Fumio Kishida, Japan’s new prime minister, announced the details around the highly anticipated fiscal stimulus plans aimed at re-energizing the moribund economy. The $490B plan — the country’s largest to date and representing a full 10% of GDP — takes a page out of the U.S. playbook, with direct payments to households as well as support to businesses. The direct payments to households has proved a bit controversial: The plan affords one-time cash payments of nearly $900 per child under the age of 18 with some income limits, and the question is whether that is effective in a society with a high propensity to save and an aging population. This package will be financed by issuing debt in a country where debt-to-GDP is already >250%. This plan has been approved by the cabinet and now will proceed to a parliamentary vote. Japan, the world’s third largest economy, was already stumbling pre-pandemic, and the pandemic-related mitigation measures have exacerbated the strains, with GDP shrinking at a 3% annualized rate in Q3. For investors, Japan represents over 20% of the ACWI ex-U.S. index.

4

China Update.

We recently lowered our growth expectation from “surprise” to “disappoints” for China and remain underwhelmed by the policy response to what is clearly an economic slowdown. Our expectation, looking at the past as precedent, was that we would see a meaningful fiscal and monetary response designed to offset the growth headwinds that have emerged. So far, the response has yet to materialize. The economic headwinds are largely self-inflicted: regulatory crackdowns on various industries and in particular to the property sector, where the Evergrande situation has emerged as the poster child for an industry that desperately needs more oversight. The property sector in China is extremely important in several ways, but particularly as it pertains to economic growth and household confidence. It is estimated that real estate accounts for up to 25% of GDP and represents 2/3 of household wealth. As we think through this issue, the risk case has been a disorderly unwind of the highly leveraged sector; however, that risk has dissipated over the past week as authorities have worked to ring-fence the financial damage and prevent contagion. While the risk case has a lower probability, the base case of weaker growth has become stronger — meaning, the premise that growth disappoints to the downside as strong export activity is not enough to fully offset the property sector growth headwinds. For investors, however, it is important to recognize that we buy companies and not countries.

5

U.S. Fiscal Update.

The House passed the nearly $2T “Build Back Better” infrastructure plan after the Congressional Budget Office (CBO) released the cost analysis that several centrist congressional Democrats were awaiting.

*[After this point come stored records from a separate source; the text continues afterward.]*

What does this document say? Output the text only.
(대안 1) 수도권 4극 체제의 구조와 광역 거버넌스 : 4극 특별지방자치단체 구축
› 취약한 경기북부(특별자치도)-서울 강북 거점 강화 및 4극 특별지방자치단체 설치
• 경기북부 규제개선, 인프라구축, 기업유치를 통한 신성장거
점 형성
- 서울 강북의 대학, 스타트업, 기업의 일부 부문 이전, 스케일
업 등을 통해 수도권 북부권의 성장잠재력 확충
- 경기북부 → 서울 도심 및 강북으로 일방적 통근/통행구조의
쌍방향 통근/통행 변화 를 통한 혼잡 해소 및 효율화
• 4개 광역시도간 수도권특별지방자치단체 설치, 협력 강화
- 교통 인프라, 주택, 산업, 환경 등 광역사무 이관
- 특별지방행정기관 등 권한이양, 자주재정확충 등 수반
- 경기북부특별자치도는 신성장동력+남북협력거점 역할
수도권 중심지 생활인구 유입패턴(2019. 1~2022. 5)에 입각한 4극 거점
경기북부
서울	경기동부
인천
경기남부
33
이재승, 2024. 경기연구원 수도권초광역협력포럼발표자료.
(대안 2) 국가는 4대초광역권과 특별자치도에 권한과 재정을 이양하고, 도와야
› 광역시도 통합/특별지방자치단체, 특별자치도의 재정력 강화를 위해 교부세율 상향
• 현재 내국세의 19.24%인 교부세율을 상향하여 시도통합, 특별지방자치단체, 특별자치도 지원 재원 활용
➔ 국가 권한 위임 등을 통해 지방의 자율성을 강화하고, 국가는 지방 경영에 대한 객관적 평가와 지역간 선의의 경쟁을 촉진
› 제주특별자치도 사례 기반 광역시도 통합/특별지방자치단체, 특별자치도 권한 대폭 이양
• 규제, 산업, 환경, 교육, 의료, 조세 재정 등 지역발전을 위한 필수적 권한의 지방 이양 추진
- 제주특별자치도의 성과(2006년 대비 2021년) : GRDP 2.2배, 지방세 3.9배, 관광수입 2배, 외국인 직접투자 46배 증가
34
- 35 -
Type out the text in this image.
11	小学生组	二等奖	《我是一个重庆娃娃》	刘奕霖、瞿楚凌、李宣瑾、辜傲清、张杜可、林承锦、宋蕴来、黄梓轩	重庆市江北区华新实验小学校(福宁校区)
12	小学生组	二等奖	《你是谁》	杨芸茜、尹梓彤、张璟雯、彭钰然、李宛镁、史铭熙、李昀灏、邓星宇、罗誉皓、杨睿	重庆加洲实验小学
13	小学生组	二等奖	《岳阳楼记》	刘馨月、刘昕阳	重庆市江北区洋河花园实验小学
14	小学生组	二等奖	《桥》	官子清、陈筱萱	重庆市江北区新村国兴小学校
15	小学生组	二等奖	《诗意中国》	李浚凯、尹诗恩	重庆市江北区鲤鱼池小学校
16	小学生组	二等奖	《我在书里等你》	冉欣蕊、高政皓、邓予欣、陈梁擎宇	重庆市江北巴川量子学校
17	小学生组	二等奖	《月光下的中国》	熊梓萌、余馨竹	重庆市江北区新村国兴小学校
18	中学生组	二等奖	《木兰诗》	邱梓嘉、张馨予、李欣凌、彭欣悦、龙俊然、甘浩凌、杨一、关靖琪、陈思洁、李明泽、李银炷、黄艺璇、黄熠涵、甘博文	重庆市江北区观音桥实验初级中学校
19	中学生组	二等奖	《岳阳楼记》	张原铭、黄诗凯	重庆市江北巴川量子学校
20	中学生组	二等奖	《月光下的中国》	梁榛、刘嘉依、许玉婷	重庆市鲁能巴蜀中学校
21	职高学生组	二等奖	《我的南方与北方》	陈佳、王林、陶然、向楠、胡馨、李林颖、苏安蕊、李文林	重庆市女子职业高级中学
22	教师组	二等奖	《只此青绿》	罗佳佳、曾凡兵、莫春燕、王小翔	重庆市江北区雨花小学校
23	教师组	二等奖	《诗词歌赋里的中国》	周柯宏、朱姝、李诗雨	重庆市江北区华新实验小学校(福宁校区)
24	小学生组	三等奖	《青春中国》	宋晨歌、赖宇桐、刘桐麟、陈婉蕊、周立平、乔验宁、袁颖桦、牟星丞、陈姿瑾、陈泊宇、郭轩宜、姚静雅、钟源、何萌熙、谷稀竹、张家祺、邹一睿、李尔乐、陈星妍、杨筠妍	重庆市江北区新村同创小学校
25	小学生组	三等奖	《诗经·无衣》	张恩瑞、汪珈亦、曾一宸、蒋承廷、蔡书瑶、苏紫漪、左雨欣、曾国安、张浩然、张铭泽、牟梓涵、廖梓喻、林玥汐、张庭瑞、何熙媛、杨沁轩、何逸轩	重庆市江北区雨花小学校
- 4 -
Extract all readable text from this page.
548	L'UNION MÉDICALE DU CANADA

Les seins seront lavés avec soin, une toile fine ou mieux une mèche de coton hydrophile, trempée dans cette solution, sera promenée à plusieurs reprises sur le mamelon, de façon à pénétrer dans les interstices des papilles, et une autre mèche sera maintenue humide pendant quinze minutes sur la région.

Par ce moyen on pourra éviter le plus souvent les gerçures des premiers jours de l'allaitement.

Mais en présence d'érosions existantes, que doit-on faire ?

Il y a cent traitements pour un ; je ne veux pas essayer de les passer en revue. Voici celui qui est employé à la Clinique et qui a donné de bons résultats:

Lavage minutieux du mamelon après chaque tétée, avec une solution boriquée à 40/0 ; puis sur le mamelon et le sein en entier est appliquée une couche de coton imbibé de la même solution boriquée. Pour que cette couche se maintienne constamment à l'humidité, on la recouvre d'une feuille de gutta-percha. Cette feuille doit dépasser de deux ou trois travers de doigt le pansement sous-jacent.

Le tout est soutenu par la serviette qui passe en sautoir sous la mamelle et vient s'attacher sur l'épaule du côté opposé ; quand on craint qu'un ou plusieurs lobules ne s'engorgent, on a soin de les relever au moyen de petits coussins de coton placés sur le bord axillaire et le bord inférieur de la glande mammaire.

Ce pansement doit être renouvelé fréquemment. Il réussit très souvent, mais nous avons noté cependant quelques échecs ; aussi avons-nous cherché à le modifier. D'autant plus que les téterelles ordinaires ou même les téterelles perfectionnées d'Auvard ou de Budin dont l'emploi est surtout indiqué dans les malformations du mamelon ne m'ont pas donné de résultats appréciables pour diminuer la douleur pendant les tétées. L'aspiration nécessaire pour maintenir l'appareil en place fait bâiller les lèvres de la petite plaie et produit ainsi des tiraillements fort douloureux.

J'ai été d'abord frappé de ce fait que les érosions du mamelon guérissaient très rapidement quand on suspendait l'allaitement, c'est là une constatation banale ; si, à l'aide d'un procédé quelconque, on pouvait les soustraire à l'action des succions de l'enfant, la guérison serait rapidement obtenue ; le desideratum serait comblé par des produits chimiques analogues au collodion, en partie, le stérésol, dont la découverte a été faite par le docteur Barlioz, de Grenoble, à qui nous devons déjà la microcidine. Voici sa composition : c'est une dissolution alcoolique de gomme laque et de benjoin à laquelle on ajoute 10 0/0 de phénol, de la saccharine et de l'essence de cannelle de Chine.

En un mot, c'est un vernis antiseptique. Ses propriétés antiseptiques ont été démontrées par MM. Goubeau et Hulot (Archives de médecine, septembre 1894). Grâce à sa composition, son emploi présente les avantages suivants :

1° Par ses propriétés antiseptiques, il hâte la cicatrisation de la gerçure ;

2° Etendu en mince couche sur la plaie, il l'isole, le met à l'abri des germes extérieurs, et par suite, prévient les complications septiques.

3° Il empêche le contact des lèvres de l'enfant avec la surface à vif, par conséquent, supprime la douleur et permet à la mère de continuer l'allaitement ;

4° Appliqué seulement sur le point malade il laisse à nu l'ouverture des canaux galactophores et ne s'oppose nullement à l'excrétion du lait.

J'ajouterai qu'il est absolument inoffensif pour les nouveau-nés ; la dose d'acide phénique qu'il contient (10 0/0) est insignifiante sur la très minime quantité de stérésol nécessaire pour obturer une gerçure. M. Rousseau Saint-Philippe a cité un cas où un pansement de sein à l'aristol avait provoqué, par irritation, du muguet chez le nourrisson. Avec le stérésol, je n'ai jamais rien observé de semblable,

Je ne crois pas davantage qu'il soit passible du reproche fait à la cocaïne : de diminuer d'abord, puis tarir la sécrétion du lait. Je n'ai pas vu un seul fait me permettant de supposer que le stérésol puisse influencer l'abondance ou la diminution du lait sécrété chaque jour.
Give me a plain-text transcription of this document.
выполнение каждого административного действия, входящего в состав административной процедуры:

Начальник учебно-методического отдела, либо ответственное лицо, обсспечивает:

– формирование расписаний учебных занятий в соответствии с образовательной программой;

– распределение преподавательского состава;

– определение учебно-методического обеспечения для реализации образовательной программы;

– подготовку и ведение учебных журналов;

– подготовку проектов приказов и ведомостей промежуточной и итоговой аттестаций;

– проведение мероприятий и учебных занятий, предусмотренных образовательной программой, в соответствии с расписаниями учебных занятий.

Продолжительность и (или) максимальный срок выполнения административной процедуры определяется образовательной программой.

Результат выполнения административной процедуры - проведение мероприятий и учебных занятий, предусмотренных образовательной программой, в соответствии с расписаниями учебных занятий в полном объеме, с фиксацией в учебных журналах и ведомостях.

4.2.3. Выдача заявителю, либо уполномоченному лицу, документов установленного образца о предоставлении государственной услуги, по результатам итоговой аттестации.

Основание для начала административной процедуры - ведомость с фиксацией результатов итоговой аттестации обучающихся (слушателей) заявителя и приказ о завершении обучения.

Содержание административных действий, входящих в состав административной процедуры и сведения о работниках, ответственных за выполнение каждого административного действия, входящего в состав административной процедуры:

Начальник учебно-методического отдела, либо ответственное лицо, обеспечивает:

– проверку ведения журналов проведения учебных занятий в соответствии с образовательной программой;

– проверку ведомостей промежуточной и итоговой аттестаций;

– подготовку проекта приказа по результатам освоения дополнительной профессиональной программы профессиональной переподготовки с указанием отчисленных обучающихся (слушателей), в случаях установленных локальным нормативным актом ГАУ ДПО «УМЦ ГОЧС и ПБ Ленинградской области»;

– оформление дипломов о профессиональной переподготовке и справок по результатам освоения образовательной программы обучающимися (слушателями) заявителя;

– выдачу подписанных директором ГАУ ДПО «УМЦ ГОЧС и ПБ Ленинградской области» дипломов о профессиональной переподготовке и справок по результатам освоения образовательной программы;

According to the CBO, the plan will increase the deficit by more than $367B over 10 years, a figure some question given it does not consider any potential revenue from stricter IRS enforcement, which some estimate to top $200B. Now the bill will head to a complex process in the Senate, where we anticipate revisions will be needed to shore up Democrat support, particularly from Senators Joe Manchin and Kyrsten Sinema. While Senator Sinema may vote “yes,” Senator Manchin is still signaling skepticism and a desire to hit the pause button, particularly given his focus on inflation (running high) and the deficit (expected to grow under this bill). At this point, and looking at the various components of the bill as written, we are not adjusting our growth outlook. Although this certainly represents fiscal stimulus, the timing of the economic impact and the multiplier effect are wild cards.